作者: 秋火    时间: 2011-11-27 04:38

转自红色中国网http://redchinacn.com/portal.php?mod=view&aid=170


说说对《论当前左派的几种思潮》的不同看法

红色小兵  发表于 2011-11-17 22:16

看了jin原野先生转载署名“广胜”的文章――《论当前左派的几种思潮》,对文中的有些观点谈点不同看法。

一、    关于中国目前的社会性质问题

文中说,“中国现状的事实是,资本主义已经完全复辟,资本主义生产关系完全确立,资产阶级在经济、政治、文化各个方面占据着统治地位。”

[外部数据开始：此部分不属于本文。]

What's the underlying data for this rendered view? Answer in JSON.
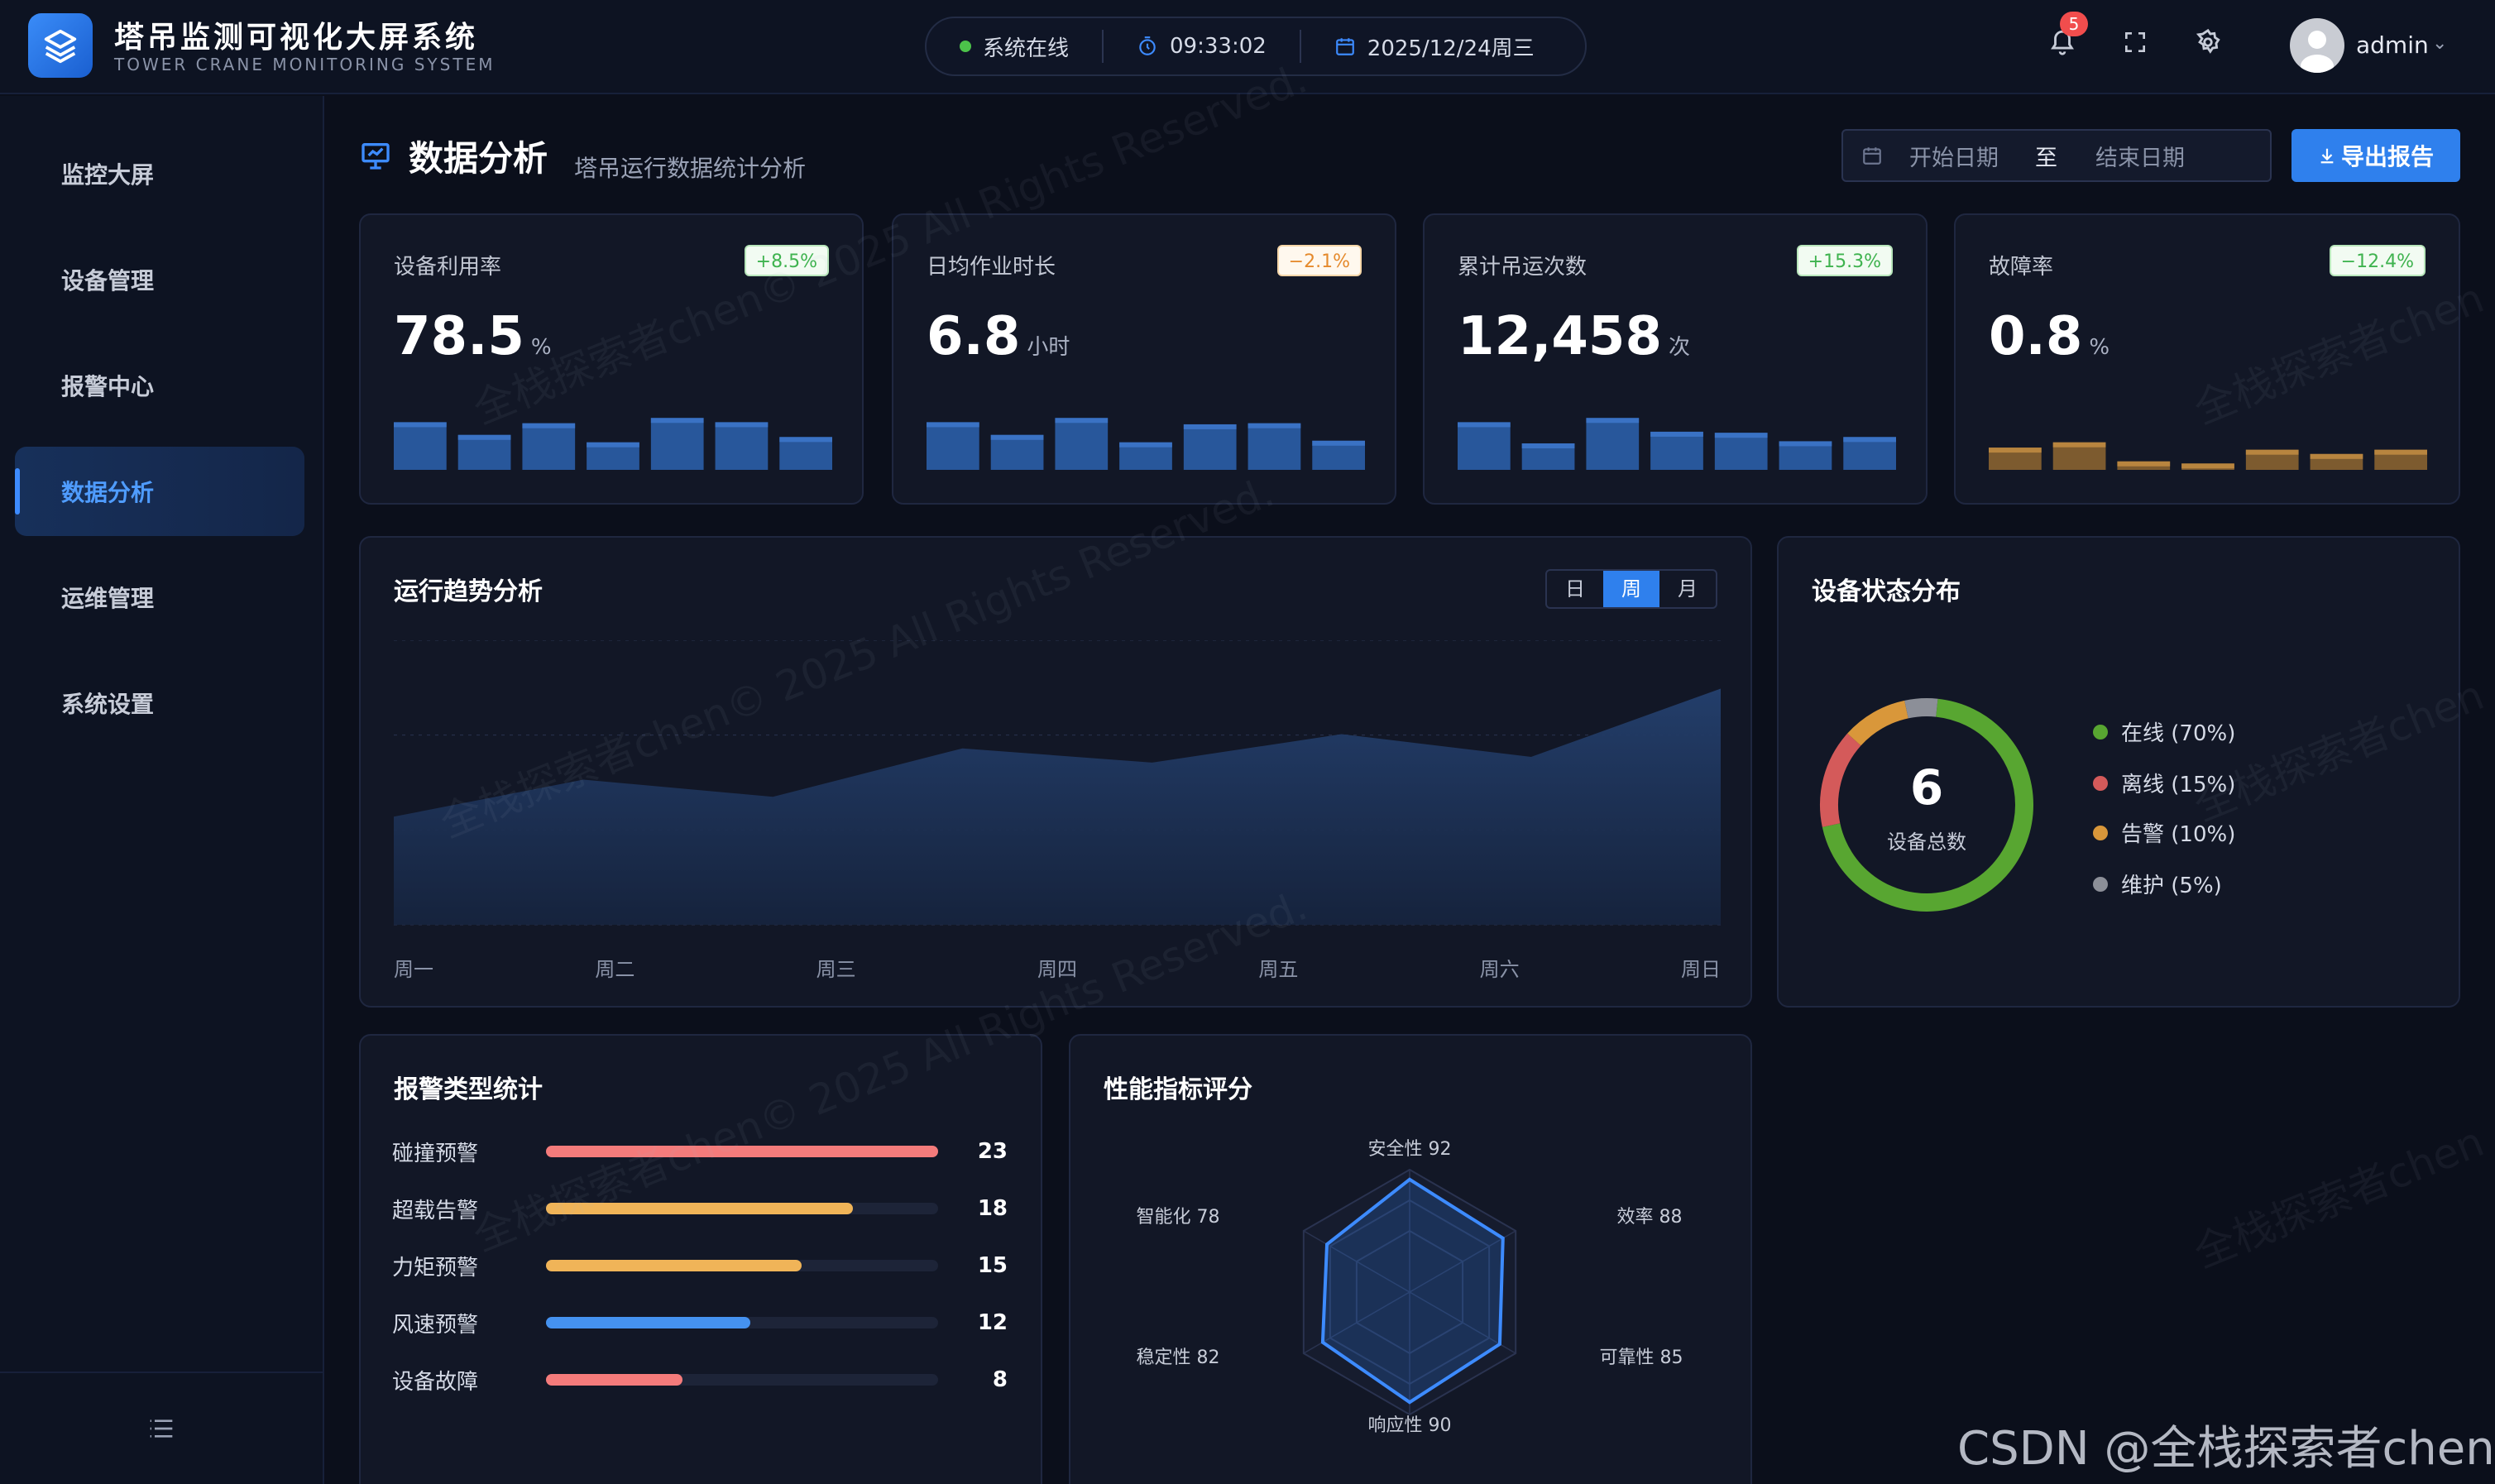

作者恰恰忽略了这样一个事实,即如今的“和谐社会”,也可以叫作“特色社会主义”,是修正主义上台后,通过“渐进式”改革而结出的硕果。对此,毛主席指出:“修正主义上台,就是资产阶级上台。”“现在的苏联是资产阶级专政,是大资产阶级专政,德国法西斯式的专政,希特勒式的专政。”

所谓“法西斯专政”,就是最反动最野蛮的极端专制制度。在这样的专制制度下,没有言论自由,没有结社自由,更没有游行、示威的权力;对于人民维护基本生存权力的斗争,不惜利用一切手段“维稳”。这样的专制制度,是否有别于西方一些社会民主主义国家呢?对于资产阶级的民主,诸如言论自由、结社自由,生活在“和谐社会”的人们要不要争取呢?

《共产党宣言》指出:“在德国,只要资产阶级采取革命的行动,共产党就同它一起去反对君主专制、封建土地所有制和小市民的反动性。但是,共产党一分钟也不忽略教育工人尽可能明确地意识到资产阶级和无产阶级的敌对的对立,以便德国工人能够立刻利用资产阶级统治所必然带来的社会的和政治的条件作为反对资产阶级的武器,以便在推翻德国的反动阶级之后立即开始反对资产阶级本身的斗争。”“共产党人到处都支持一切反对现存的社会制度和政治制度的革命运动。”

在“和谐社会”,在不是“君主专制”却是“一党专制”的条件下,无产阶级哪里有“社会的和政治的条件作为反对资产阶级的武器”呢?

文中说,“一种观点认为,左派的发展方向是依靠“党内”的健康力量,逐步地扭转党和国家的发展方向,促成“左转”,以便集中力量反对美帝国主义和买办,进而实现社会主义的“复兴”。”

作者这样说并不符合实际。所谓“左转派”恰恰是“维稳派”,“维稳派”的旗手已经向有关部门呼吁,要“解决左派带路党问题”。很清楚,这是要有关部门对“左派带路党”实行专政。所谓“维稳派”就是“保皇派”,他们要保的是最坏的资本主义。请问:“这种错误仍然属于革命阵营以及广义的进步阵营内部错误的性质”吗?

二、    关于修正主义问题

作者论述的修正主义的概念,确实是当年“资产阶级思想在国际工人运动和共产主义运动内部的反映”,然而,毛主席也有关于修正主义的论述,就是““修正主义上台,就是资产阶级上台。”“现在的苏联是资产阶级专政,是大资产阶级专政,德国法西斯式的专政,希特勒式的专政。”这是毛主席无产阶级专政下继续革命的理论的一部分,也是在新的历史条件下对修正主义的科学论断。在新的历史时期,修正主义一个显著的特点,就是打着马克思主义的旗号,歪曲、篡改马克思主义,即打着红旗反红旗,“打左灯,向右行”。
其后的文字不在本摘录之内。